Training and equipment supplied by the United Nations International Atomic Energy Agency (IAEA) has helped emergency workers search for sources of radioactivity during rescue work following the massive earthquake that hit China’s Sichuan province last month, according to a statement of the United Nations.
In the two weeks immediately following the earthquake, a team of radioactive source search and recovery experts fanned out across all disaster-stricken areas.
China’s main centres for designing, making and storing nuclear arms are located in the shattered earthquake zone.
Close to the epicentre of the quake is Mianyang, a science city whose outskirts house the primary laboratory for the design of Chinese nuclear arms. Known as the Chinese Academy of Engineering Physics, it has centres throughout Sichuan.
The teams which were educated by the UN used radiation detection equipment to pinpoint the location of 50 sources and safely recover all of them, according to China’s National Nuclear Safety Administration. Most of the sources were used in industry.
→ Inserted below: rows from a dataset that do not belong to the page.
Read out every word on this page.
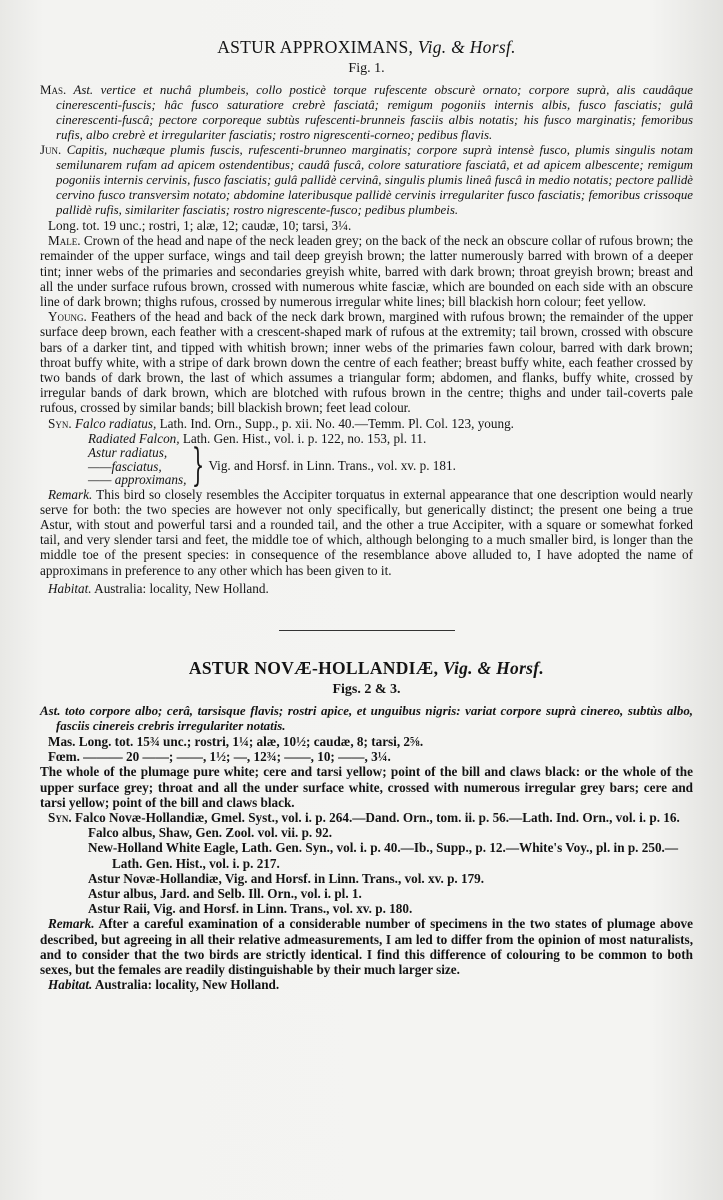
ASTUR APPROXIMANS, Vig. & Horsf.
Fig. 1.

Mas. Ast. vertice et nuchâ plumbeis, collo posticè torque rufescente obscurè ornato; corpore suprà, alis caudâque cinerescenti-fuscis; hâc fusco saturatiore crebrè fasciatâ; remigum pogoniis internis albis, fusco fasciatis; gulâ cinerescenti-fuscâ; pectore corporeque subtùs rufescenti-brunneis fasciis albis notatis; his fusco marginatis; femoribus rufis, albo crebrè et irregulariter fasciatis; rostro nigrescenti-corneo; pedibus flavis.

Jun. Capitis, nuchæque plumis fuscis, rufescenti-brunneo marginatis; corpore suprà intensè fusco, plumis singulis notam semilunarem rufam ad apicem ostendentibus; caudâ fuscâ, colore saturatiore fasciatâ, et ad apicem albescente; remigum pogoniis internis cervinis, fusco fasciatis; gulâ pallidè cervinâ, singulis plumis lineâ fuscâ in medio notatis; pectore pallidè cervino fusco transversìm notato; abdomine lateribusque pallidè cervinis irregulariter fusco fasciatis; femoribus crissoque pallidè rufis, similariter fasciatis; rostro nigrescente-fusco; pedibus plumbeis.

Long. tot. 19 unc.; rostri, 1; alæ, 12; caudæ, 10; tarsi, 3¼.

Male. Crown of the head and nape of the neck leaden grey; on the back of the neck an obscure collar of rufous brown; the remainder of the upper surface, wings and tail deep greyish brown; the latter numerously barred with brown of a deeper tint; inner webs of the primaries and secondaries greyish white, barred with dark brown; throat greyish brown; breast and all the under surface rufous brown, crossed with numerous white fasciæ, which are bounded on each side with an obscure line of dark brown; thighs rufous, crossed by numerous irregular white lines; bill blackish horn colour; feet yellow.

Young. Feathers of the head and back of the neck dark brown, margined with rufous brown; the remainder of the upper surface deep brown, each feather with a crescent-shaped mark of rufous at the extremity; tail brown, crossed with obscure bars of a darker tint, and tipped with whitish brown; inner webs of the primaries fawn colour, barred with dark brown; throat buffy white, with a stripe of dark brown down the centre of each feather; breast buffy white, each feather crossed by two bands of dark brown, the last of which assumes a triangular form; abdomen, and flanks, buffy white, crossed by irregular bands of dark brown, which are blotched with rufous brown in the centre; thighs and under tail-coverts pale rufous, crossed by similar bands; bill blackish brown; feet lead colour.

Syn. Falco radiatus, Lath. Ind. Orn., Supp., p. xii. No. 40.—Temm. Pl. Col. 123, young.

Radiated Falcon, Lath. Gen. Hist., vol. i. p. 122, no. 153, pl. 11.

Astur radiatus,
——fasciatus,
—— approximans, } Vig. and Horsf. in Linn. Trans., vol. xv. p. 181.

Remark. This bird so closely resembles the Accipiter torquatus in external appearance that one description would nearly serve for both: the two species are however not only specifically, but generically distinct; the present one being a true Astur, with stout and powerful tarsi and a rounded tail, and the other a true Accipiter, with a square or somewhat forked tail, and very slender tarsi and feet, the middle toe of which, although belonging to a much smaller bird, is longer than the middle toe of the present species: in consequence of the resemblance above alluded to, I have adopted the name of approximans in preference to any other which has been given to it.

Habitat. Australia: locality, New Holland.

ASTUR NOVÆ-HOLLANDIÆ, Vig. & Horsf.
Figs. 2 & 3.

Ast. toto corpore albo; cerâ, tarsisque flavis; rostri apice, et unguibus nigris: variat corpore suprà cinereo, subtùs albo, fasciis cinereis crebris irregulariter notatis.

Mas. Long. tot. 15¾ unc.; rostri, 1¼; alæ, 10½; caudæ, 8; tarsi, 2⅝.

Fœm. ——— 20 ——; ——, 1½; —, 12¾; ——, 10; ——, 3¼.

The whole of the plumage pure white; cere and tarsi yellow; point of the bill and claws black: or the whole of the upper surface grey; throat and all the under surface white, crossed with numerous irregular grey bars; cere and tarsi yellow; point of the bill and claws black.

Syn. Falco Novæ-Hollandiæ, Gmel. Syst., vol. i. p. 264.—Dand. Orn., tom. ii. p. 56.—Lath. Ind. Orn., vol. i. p. 16.

Falco albus, Shaw, Gen. Zool. vol. vii. p. 92.

New-Holland White Eagle, Lath. Gen. Syn., vol. i. p. 40.—Ib., Supp., p. 12.—White's Voy., pl. in p. 250.—Lath. Gen. Hist., vol. i. p. 217.

Astur Novæ-Hollandiæ, Vig. and Horsf. in Linn. Trans., vol. xv. p. 179.

Astur albus, Jard. and Selb. Ill. Orn., vol. i. pl. 1.

Astur Raii, Vig. and Horsf. in Linn. Trans., vol. xv. p. 180.

Remark. After a careful examination of a considerable number of specimens in the two states of plumage above described, but agreeing in all their relative admeasurements, I am led to differ from the opinion of most naturalists, and to consider that the two birds are strictly identical. I find this difference of colouring to be common to both sexes, but the females are readily distinguishable by their much larger size.

Habitat. Australia: locality, New Holland.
Under an IAEA Technical Cooperation Project launched in early 2007, staff from Chinese national authorities were trained in how to search for radioactive sources, and to then control and dispose of them safely.
A series of week-long national training workshops on recovery was attended by some 100 Chinese search team members from each of the country’s 31 provinces.
Nabil Lutfi, the IAEA Programme Management Officer responsible for organizing the workshops explained in a statement of the UN: “At the time of the training workshops, we had no clue that the training and equipment would be used in such a disaster.”
In addition to the training that Chinese authorities received, the IAEA made an in-kind contribution of radiation detection and search equipment.
The main complex for making nuclear warhead fuel in the country, codenamed Plant 821, is in part of the earthquake zone, some 25 kilometres north-west of Guangyuan in Sichuan.
The 7.9-magnitude earthquake of 12 May devastated China’s mountainous Sichuan province, killing an estimated 69,000 people. Over 370.000 people were injured and over 17,500 are listed as missing. The earthquake left about 4.8 million people homeless.